The goal of this post is to find the perfect sum type implementation in Java.

As a hobbyist Rust developer, I’m used to sum types. However, I’m very sad that this notion doesn’t exist in our company 1 ‘s language of choice, Java.

Why sum types ?

By quoting Wikipedia

A tagged union, [or] sum type […] is a data structure used to hold a value that could take on several different, but fixed, types.

Instead of “data structure”, I would have said “type”, as a sum type defines a type. Take the Rust code below:

struct ProductType {
  first: i32
  second: String
}

enum SumType {
  First(i32),
  Second(String)
}

Variables of type ProductType can hold an int AND a string, while values of type SumType can hold an int OR a string.
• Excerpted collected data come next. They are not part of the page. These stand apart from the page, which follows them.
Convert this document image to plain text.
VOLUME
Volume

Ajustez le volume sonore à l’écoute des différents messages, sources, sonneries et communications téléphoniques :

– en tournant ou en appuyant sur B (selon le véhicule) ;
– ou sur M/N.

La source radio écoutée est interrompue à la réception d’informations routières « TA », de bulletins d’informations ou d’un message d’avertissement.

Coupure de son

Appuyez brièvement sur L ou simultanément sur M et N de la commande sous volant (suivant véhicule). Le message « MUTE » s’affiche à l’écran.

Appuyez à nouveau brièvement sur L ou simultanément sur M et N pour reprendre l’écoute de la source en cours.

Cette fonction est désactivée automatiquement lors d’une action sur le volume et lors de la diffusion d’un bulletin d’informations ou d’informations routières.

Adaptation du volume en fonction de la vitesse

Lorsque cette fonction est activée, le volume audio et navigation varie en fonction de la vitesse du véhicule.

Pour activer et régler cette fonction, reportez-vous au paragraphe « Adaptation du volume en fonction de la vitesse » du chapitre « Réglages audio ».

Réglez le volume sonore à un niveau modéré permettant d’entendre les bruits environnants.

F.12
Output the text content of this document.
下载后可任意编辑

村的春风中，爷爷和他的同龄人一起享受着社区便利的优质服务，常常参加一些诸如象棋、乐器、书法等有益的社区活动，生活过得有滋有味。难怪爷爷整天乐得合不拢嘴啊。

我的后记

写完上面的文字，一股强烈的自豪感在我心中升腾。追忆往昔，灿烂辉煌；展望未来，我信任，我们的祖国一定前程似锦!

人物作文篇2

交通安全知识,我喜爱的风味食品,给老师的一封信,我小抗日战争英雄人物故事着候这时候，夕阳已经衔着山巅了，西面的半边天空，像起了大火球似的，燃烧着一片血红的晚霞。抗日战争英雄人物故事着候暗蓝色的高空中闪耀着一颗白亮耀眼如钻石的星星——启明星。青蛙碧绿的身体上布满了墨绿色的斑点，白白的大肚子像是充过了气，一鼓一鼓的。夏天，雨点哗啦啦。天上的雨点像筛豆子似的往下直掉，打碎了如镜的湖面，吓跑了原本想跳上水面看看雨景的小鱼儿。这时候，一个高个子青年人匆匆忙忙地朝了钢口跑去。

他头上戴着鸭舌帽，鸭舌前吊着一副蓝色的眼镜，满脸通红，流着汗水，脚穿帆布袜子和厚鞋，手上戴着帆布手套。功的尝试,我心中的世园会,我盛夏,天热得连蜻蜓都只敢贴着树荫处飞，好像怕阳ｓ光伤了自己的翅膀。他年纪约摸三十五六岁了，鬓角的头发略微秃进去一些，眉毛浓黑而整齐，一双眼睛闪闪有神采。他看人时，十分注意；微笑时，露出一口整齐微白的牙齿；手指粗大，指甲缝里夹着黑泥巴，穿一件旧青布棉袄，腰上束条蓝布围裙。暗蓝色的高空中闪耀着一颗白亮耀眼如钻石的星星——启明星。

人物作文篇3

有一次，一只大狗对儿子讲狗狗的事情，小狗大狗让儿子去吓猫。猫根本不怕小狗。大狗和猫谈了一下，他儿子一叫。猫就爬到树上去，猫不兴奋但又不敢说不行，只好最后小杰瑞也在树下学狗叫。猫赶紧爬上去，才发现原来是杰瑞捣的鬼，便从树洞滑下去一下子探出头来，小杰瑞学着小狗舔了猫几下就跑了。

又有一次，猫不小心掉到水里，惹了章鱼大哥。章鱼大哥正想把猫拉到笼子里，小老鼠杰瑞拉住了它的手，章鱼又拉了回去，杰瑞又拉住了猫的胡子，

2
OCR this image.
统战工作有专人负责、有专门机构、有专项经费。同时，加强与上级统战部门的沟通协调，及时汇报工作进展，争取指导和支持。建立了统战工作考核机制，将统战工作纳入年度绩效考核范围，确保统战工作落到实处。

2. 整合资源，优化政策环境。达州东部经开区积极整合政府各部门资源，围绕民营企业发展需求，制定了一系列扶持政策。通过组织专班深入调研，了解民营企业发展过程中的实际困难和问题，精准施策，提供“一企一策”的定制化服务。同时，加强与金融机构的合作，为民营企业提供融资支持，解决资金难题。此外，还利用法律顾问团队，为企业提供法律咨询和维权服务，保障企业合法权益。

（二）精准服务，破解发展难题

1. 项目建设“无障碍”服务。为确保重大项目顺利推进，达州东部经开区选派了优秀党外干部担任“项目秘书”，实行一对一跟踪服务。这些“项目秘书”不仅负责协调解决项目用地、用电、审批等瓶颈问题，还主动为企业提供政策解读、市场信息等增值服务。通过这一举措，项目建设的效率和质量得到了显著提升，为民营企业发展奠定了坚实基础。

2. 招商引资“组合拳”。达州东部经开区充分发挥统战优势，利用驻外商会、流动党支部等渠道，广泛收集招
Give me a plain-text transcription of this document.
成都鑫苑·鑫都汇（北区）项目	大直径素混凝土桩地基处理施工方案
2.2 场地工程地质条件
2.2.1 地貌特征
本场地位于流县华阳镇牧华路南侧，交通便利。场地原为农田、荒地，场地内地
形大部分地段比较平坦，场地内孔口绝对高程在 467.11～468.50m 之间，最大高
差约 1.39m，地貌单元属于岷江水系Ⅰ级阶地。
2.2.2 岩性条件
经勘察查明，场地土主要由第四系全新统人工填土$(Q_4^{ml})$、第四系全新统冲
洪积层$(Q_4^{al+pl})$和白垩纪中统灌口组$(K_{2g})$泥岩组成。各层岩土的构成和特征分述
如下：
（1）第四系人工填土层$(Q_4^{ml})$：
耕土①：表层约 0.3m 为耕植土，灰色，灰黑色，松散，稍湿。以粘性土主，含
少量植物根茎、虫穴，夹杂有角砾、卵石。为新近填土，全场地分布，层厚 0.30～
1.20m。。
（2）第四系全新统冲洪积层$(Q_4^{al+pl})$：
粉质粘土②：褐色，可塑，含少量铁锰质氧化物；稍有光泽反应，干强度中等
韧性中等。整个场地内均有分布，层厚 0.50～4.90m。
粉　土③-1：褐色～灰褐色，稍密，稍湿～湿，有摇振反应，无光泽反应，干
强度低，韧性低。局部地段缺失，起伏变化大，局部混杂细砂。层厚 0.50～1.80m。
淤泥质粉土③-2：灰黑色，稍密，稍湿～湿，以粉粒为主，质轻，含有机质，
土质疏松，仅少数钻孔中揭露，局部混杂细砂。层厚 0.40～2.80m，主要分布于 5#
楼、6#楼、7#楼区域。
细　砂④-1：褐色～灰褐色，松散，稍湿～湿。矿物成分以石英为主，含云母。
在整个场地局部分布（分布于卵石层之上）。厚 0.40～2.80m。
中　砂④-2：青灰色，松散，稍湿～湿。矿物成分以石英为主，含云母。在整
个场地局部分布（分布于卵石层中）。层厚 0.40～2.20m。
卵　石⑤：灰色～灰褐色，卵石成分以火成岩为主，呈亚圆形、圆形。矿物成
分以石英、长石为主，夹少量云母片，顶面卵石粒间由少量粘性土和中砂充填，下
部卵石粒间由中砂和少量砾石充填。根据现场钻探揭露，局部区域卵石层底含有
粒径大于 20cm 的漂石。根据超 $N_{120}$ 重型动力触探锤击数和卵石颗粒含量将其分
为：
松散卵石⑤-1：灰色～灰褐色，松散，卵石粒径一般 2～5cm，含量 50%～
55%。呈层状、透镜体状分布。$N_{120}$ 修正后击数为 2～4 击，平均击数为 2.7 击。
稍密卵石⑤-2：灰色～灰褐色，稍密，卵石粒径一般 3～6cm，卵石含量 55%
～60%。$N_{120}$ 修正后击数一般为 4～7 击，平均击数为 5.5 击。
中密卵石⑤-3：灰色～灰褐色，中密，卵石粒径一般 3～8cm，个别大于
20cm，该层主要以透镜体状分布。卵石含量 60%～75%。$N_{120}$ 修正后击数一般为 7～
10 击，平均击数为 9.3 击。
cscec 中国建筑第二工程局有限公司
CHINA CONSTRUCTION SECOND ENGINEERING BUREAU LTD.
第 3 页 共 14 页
A sum type is manipulated by checking its variant, usually through pattern matching. This is equivalent of doing an instanceof call, but better, as the sum type expresses the types that you are allowed to match.

class MakeString {
  public static String makeString(Object object) {
    if (object instanceof String) {
      return (String) object;
    }
    if (object instanceof Integer) {
      return String.valueOf(object);
    }
    // Must handle other cases, object could be anything :(
    throw IllegalArgumentException("Only String and int are supported");
  }
}
enum StringOrInt {
  String(String),
  Int(i32),
}

fn make_string(input: StringOrInt) -> String {
  match input {
  StringOrInt::String(value) => value,
  StringOrInt::Int(value) => value.to_string(),
  // No need to handle other types or use a wildcard, we have a fixed list of types 
  }
}

Being able to hold a value of one type over a predefined set of types offers a lot of expressiveness in the code, especially when dealing with values 2.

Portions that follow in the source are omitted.